Coffee Cake Muffins with Pecan-Oatmeal Streusel

First post from the new kitchen! Still waiting on all my baking gear to arrive (two weeks to go!), but we've made do pretty well with the bare minimum. For the past week we've had Texan friends of friends staying with us: our first houseguests in our new home! We've had a great time getting to know them and showing them the sites (and tastes) of this beautiful city.


This morning we cooked up a big breakfast, including these coffee cake muffins. I saw a recipe on Cooking Light for a coffee cake that grabbed my attention because it included toasted oats-- what a great concept! I adapted the recipe for muffins, reduced the sugar and cholesterol, amped up the cinnamon, and subbed pecans for walnuts. The result is a light and deliciously spiced muffin that perfectly evokes Texas weekend brunches.
Southern Spoon blog: coffee cake muffins with pecan-oatmeal streusel
coffee cake muffins hot out of the oven
I used self-raising all-purpose and whole-wheat flours because that's what I had on hand. If you have plain flours just add 1 teaspoon of baking powder and 1/2 teaspoon of baking soda to the dry ingredients. For a large cake instead of muffins, just bake the batter in a greased 9-inch round springform pan. Enjoy!
Southern Spoon blog: coffee cake muffins with pecan-oatmeal streusel
oatmeal, cinnamon, brown sugar, and pecan goodness


Coffee Cake Muffins with Pecan-Oatmeal Streusel
Makes eleven muffins or one 9-inch round cake


3/4 cups old-fashioned rolled oats, divided
1 cup self-raising all-purpose flour
1/4 cup self-raising whole-wheat flour
(if you don't have self-raising flours, add 1 tsp baking powder and 1/2 tsp baking soda)
pinch of salt
1/3 cup granulated sugar
1/3 cup packed brown sugar, divided
1/3 cup vegetable oil (rice bran oil works well, and is good for you)
2 large eggs
1/2 teaspoon vanilla extract
1 cup low-fat natural yogurt
1/4 cup coarsely chopped pecan
1 teaspoon cinnamon, divided
1 tablespoon chilled butter


Preheat oven to 350F/ 175C. Spray a 12-cup muffin tray or a 9-inch round springform pan with cooking spray.


Spread the chopped pecans on a baking sheet and bake at 350F/ 175C for 7-8 minutes, until fragrant and browning. Remove and set the pecans in a small bowl.

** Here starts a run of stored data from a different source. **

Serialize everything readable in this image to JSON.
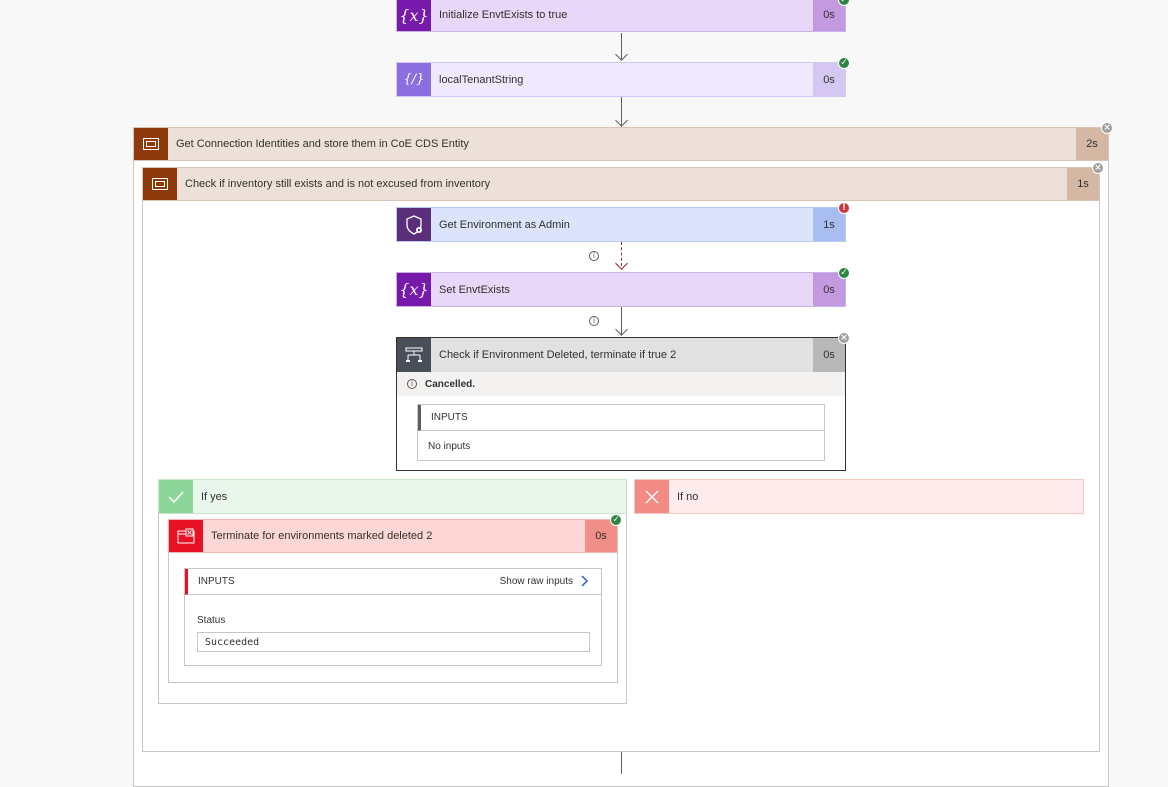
{
  "colors": {
    "variable": "#7719aa",
    "variable_light": "#e8d7f8",
    "compose_light": "#efe9fd",
    "scope": "#8f3a0c",
    "scope_light": "#ede0d8",
    "admin": "#5a2e7a",
    "admin_light": "#dbe4fb",
    "condition": "#484f58",
    "yes": "#8ed59a",
    "no": "#f18b84",
    "terminate": "#e81123"
  },
  "steps": {
    "init_envt": {
      "title": "Initialize EnvtExists to true",
      "duration": "0s",
      "icon": "variable-icon",
      "status": "succeeded"
    },
    "local_tenant": {
      "title": "localTenantString",
      "duration": "0s",
      "icon": "compose-icon",
      "status": "succeeded"
    },
    "scope_outer": {
      "title": "Get Connection Identities and store them in CoE CDS Entity",
      "duration": "2s",
      "icon": "scope-icon",
      "status": "cancelled"
    },
    "scope_inner": {
      "title": "Check if inventory still exists and is not excused from inventory",
      "duration": "1s",
      "icon": "scope-icon",
      "status": "cancelled"
    },
    "get_env_admin": {
      "title": "Get Environment as Admin",
      "duration": "1s",
      "icon": "admin-shield-icon",
      "status": "failed"
    },
    "set_envt": {
      "title": "Set EnvtExists",
      "duration": "0s",
      "icon": "variable-icon",
      "status": "succeeded"
    },
    "condition": {
      "title": "Check if Environment Deleted, terminate if true 2",
      "duration": "0s",
      "icon": "condition-icon",
      "status": "cancelled",
      "status_text": "Cancelled.",
      "inputs_label": "INPUTS",
      "inputs_value": "No inputs"
    },
    "if_yes": {
      "label": "If yes",
      "icon": "check-icon"
    },
    "if_no": {
      "label": "If no",
      "icon": "close-icon"
    },
    "terminate": {
      "title": "Terminate for environments marked deleted 2",
      "duration": "0s",
      "icon": "terminate-icon",
      "status": "succeeded",
      "inputs_label": "INPUTS",
      "show_raw": "Show raw inputs",
      "status_label": "Status",
      "status_value": "Succeeded"
    }
  }
}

Spread out the oats on a baking sheet and bake at 350F/ 175C for 7-8 minutes. Reserve 1/4 cup of the toasted oats. Pour the rest of the oats into a large bowl and add the other flours (plus baking soda and powder if not using self-rising flours), salt, and 1/2 teaspoon of the cinnamon; mix well.


In another large mixing bowl, beat together the granulated sugar, half of the brown sugar (about 2 tablespoons), and the vegetable oil. Add the eggs one at a time, mixing well after each addition. Mix in the vanilla.

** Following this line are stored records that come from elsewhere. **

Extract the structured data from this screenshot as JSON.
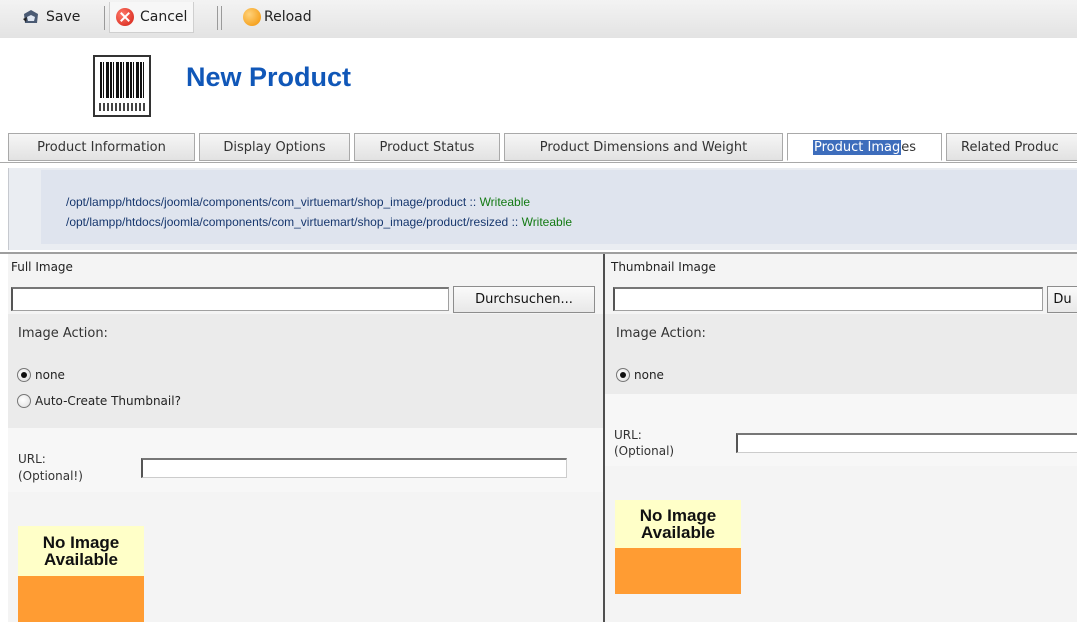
{
  "toolbar": {
    "save_label": "Save",
    "cancel_label": "Cancel",
    "reload_label": "Reload"
  },
  "page_title": "New Product",
  "tabs": [
    {
      "label": "Product Information"
    },
    {
      "label": "Display Options"
    },
    {
      "label": "Product Status"
    },
    {
      "label": "Product Dimensions and Weight"
    },
    {
      "label_selected": "Product Imag",
      "label_rest": "es",
      "active": true
    },
    {
      "label": "Related Produc"
    }
  ],
  "paths": [
    {
      "path": "/opt/lampp/htdocs/joomla/components/com_virtuemart/shop_image/product",
      "separator": " :: ",
      "status": "Writeable"
    },
    {
      "path": "/opt/lampp/htdocs/joomla/components/com_virtuemart/shop_image/product/resized",
      "separator": " :: ",
      "status": "Writeable"
    }
  ],
  "full_image": {
    "title": "Full Image",
    "browse_label": "Durchsuchen...",
    "image_action_label": "Image Action:",
    "option_none": "none",
    "option_auto": "Auto-Create Thumbnail?",
    "url_label_1": "URL:",
    "url_label_2": "(Optional!)",
    "url_value": "",
    "no_image_line1": "No Image",
    "no_image_line2": "Available"
  },
  "thumbnail_image": {
    "title": "Thumbnail Image",
    "browse_label": "Du",
    "image_action_label": "Image Action:",
    "option_none": "none",
    "url_label_1": "URL:",
    "url_label_2": "(Optional)",
    "url_value": "",
    "no_image_line1": "No Image",
    "no_image_line2": "Available"
  },
  "colors": {
    "title": "#1057b8",
    "path_text": "#17376e",
    "writeable": "#137a13",
    "no_image_top": "#ffffc8",
    "no_image_bottom": "#ff9c33",
    "tab_selection": "#3d6dbc"
  },
  "icons": {
    "save": "save-disk-icon",
    "cancel": "cancel-icon",
    "reload": "reload-icon",
    "product": "barcode-icon"
  }
}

Add the flour mixture to the sugar mixture alternately with the yogurt, beginning and ending with flour. Stir only a few times with each addition, some lumps will remain-- do not overmix! Spoon the batter evenly into 11 of the greased muffin cups (you will get a nice, big, rounded muffin by distributing into only 11 of the 12 muffin cups).


Add the reserved 1/4 cup of toasted oats, the rest of the brown sugar (about 2 tablespoons), and the remaining 1/2 teaspoon of cinnamon to the reserved toasted pecans. Mix with a fork. Add the tablespoon of butter rub the mixture with your fingers until the butter is evenly distributed.


Sprinkle a big spoonful of the pecan-oatmeal streusel on top of each portion of muffin batter (or sprinkle evenly over the entire cake pan if using a 9-inch round springform pan), patting down lightly with your fingers to anchor the nuts into the batter.


Bake the muffins at 350F/ 175C for 18-20 minutes (or bake for 38-40 minutes if baking in a 9-inch round pan), until risen and a toothpick inserted into the middle comes out clean.


Cool for at least 6 minutes so that the muffins slide easily out of the pan when you run a knife around the edges. Or, if baking as a large cake, cool for at least 10 minutes, then remove the sides of the springform pan. Serve immediately. These muffins store well in an airtight container for 2-3 days.